My code based on this repo
https://github.com/NVIDIA/tacotron2
Not easy to make snippet

hadaev8 on 30 Aug 2019

@ptrblck
https://i.imgur.com/0962R8H.png

hadaev8 on 7 Sep 2019

Thanks for the update.
amp.state_dict() tries to return the loss_scaler(s), which aren't initialized in your code snippet.
Make sure to create a model and call amp.initialize() on it first.

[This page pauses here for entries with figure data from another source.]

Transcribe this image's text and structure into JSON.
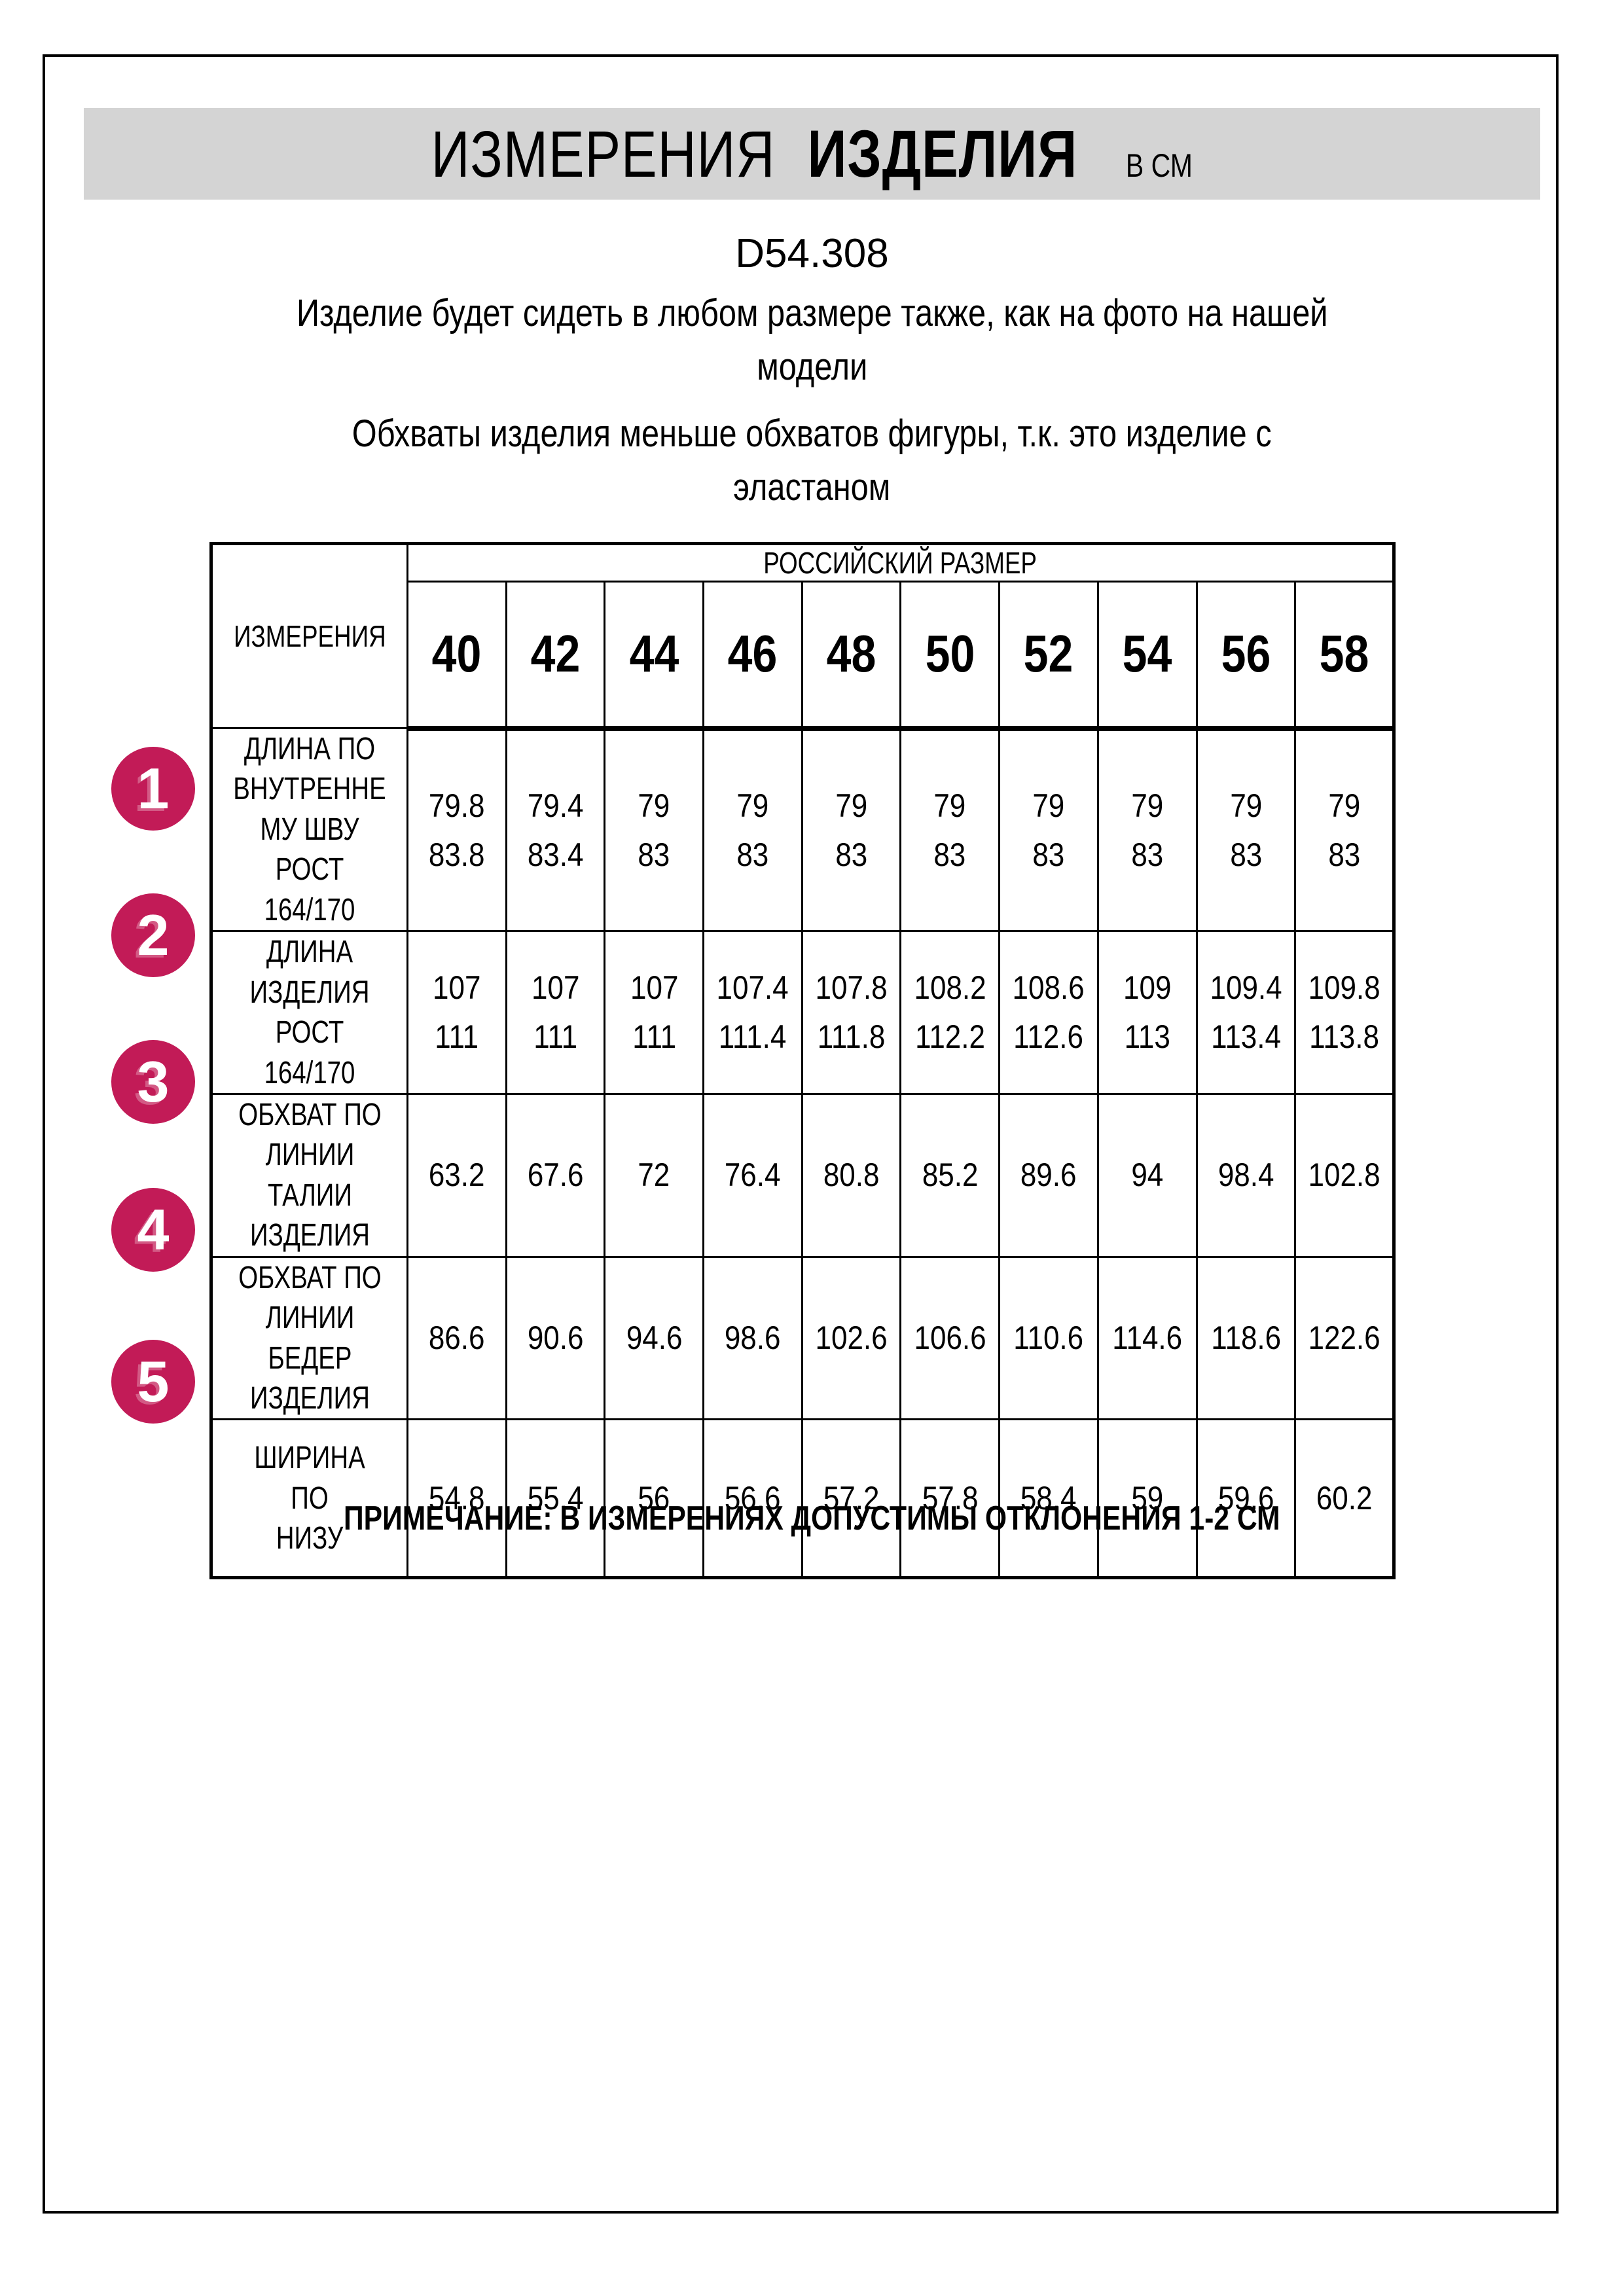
{
  "header": {
    "title_word1": "ИЗМЕРЕНИЯ",
    "title_word2": "ИЗДЕЛИЯ",
    "title_units": "В СМ",
    "model_code": "D54.308",
    "fit_note": "Изделие будет сидеть в любом размере также, как на фото на нашей\nмодели",
    "elastane_note": "Обхваты изделия меньше обхватов фигуры, т.к. это изделие с\nэластаном"
  },
  "table": {
    "corner_label": "ИЗМЕРЕНИЯ",
    "group_header": "РОССИЙСКИЙ РАЗМЕР",
    "sizes": [
      "40",
      "42",
      "44",
      "46",
      "48",
      "50",
      "52",
      "54",
      "56",
      "58"
    ],
    "rows": [
      {
        "num": "1",
        "label": "ДЛИНА ПО\nВНУТРЕННЕ\nМУ ШВУ\nРОСТ 164/170",
        "values": [
          "79.8\n83.8",
          "79.4\n83.4",
          "79\n83",
          "79\n83",
          "79\n83",
          "79\n83",
          "79\n83",
          "79\n83",
          "79\n83",
          "79\n83"
        ]
      },
      {
        "num": "2",
        "label": "ДЛИНА\nИЗДЕЛИЯ\nРОСТ 164/170",
        "values": [
          "107\n111",
          "107\n111",
          "107\n111",
          "107.4\n111.4",
          "107.8\n111.8",
          "108.2\n112.2",
          "108.6\n112.6",
          "109\n113",
          "109.4\n113.4",
          "109.8\n113.8"
        ]
      },
      {
        "num": "3",
        "label": "ОБХВАТ ПО\nЛИНИИ\nТАЛИИ\nИЗДЕЛИЯ",
        "values": [
          "63.2",
          "67.6",
          "72",
          "76.4",
          "80.8",
          "85.2",
          "89.6",
          "94",
          "98.4",
          "102.8"
        ]
      },
      {
        "num": "4",
        "label": "ОБХВАТ ПО\nЛИНИИ\nБЕДЕР\nИЗДЕЛИЯ",
        "values": [
          "86.6",
          "90.6",
          "94.6",
          "98.6",
          "102.6",
          "106.6",
          "110.6",
          "114.6",
          "118.6",
          "122.6"
        ]
      },
      {
        "num": "5",
        "label": "ШИРИНА ПО\nНИЗУ",
        "values": [
          "54.8",
          "55.4",
          "56",
          "56.6",
          "57.2",
          "57.8",
          "58.4",
          "59",
          "59.6",
          "60.2"
        ]
      }
    ]
  },
  "footer": {
    "note": "ПРИМЕЧАНИЕ: В ИЗМЕРЕНИЯХ ДОПУСТИМЫ ОТКЛОНЕНИЯ 1-2 СМ"
  },
  "colors": {
    "badge_pink": "#c21b57",
    "banner_gray": "#d4d4d4",
    "line_black": "#000000"
  }
}
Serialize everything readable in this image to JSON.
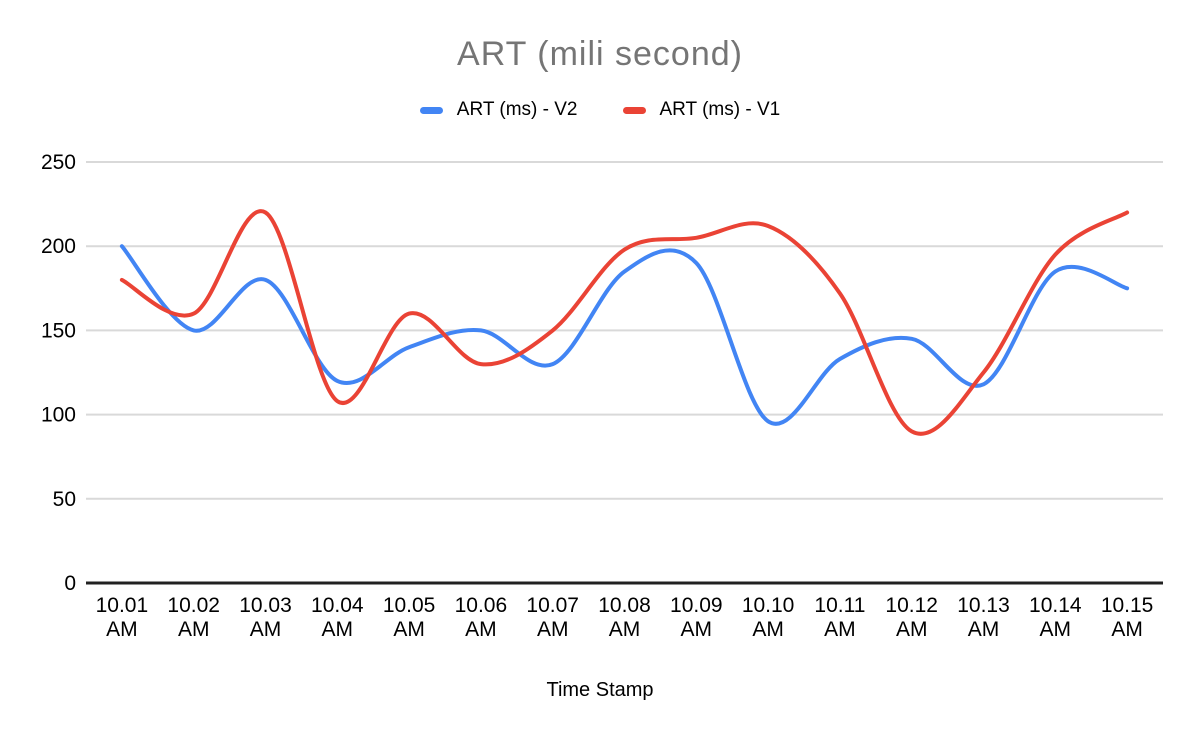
{
  "chart_data": {
    "type": "line",
    "title": "ART (mili second)",
    "xlabel": "Time Stamp",
    "line_style": "smooth",
    "grid": true,
    "legend_position": "top",
    "categories": [
      "10.01 AM",
      "10.02 AM",
      "10.03 AM",
      "10.04 AM",
      "10.05 AM",
      "10.06 AM",
      "10.07 AM",
      "10.08 AM",
      "10.09 AM",
      "10.10 AM",
      "10.11 AM",
      "10.12 AM",
      "10.13 AM",
      "10.14 AM",
      "10.15 AM"
    ],
    "ylim": [
      0,
      250
    ],
    "yticks": [
      0,
      50,
      100,
      150,
      200,
      250
    ],
    "series": [
      {
        "name": "ART (ms) - V2",
        "color": "#4285F4",
        "values": [
          200,
          150,
          180,
          120,
          140,
          150,
          130,
          185,
          190,
          96,
          133,
          145,
          118,
          185,
          175
        ]
      },
      {
        "name": "ART (ms) - V1",
        "color": "#EA4335",
        "values": [
          180,
          160,
          220,
          108,
          160,
          130,
          150,
          198,
          205,
          212,
          172,
          90,
          125,
          195,
          220
        ]
      }
    ],
    "colors": {
      "title_text": "#757575",
      "axis_text": "#000000",
      "gridline": "#D9D9D9",
      "baseline": "#212121",
      "background": "#FFFFFF"
    }
  }
}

model = nn.Linear(1, 1).cuda()
model = amp.initialize(model, opt_level='O1')
amp.state_dict()

Anyway, we should improve the error message and raise a proper warning.

ptrblck on 9 Sep 2019

👍2

@ptrblck
I get my problem case, tried to set state dict before amp.initialize, thanks.

hadaev8 on 9 Sep 2019

Hey, @ptrblck! Thanks for following up with everyone in this thread. FYI, I get the same problem of the checkpoint with opt_level='O2' but it works with opt_level='O1'

giacaglia on 2 Dec 2019

@giacaglia What kind of error are you seeing? Do you see a bump in the loss(es)?
If so, did you also restored the optimizer's state_dict as well as amp's?

ptrblck on 5 Dec 2019

Yes, I did see a big bump in the losses. I saved the optimizer's state_dict as well as amp's. The problem doesn't occur when I set opt_level to O1. I can try to make the problem reproducible if that is of any help

giacaglia on 5 Dec 2019

Sure! That would be helpful for debugging, although we recommend to use O1. ;)

ptrblck on 5 Dec 2019

👍2

@ptrblck Can you confirm you recommend O1? Aren't the vast bulk of the speed improvements due to the O2 optimizations?

daniel347x on 22 Feb 2020

@daniel347x
Yes, we recommend O1 for the typical use case. You might of course compare different opt levels for your use case. :)

ptrblck on 22 Feb 2020

@ptrendx I get the AttributeError: 'AmpState' object has no attribute 'loss_scalers' error as @hadaev8 but I am saving the state after a few batches. I think it might be important to mention that I have the enabled parameter of amp.initialize set to False. Could you please initialize the loss_scalers with some dummy data to allow for versatility? A workaround is to enable AMP but use O0.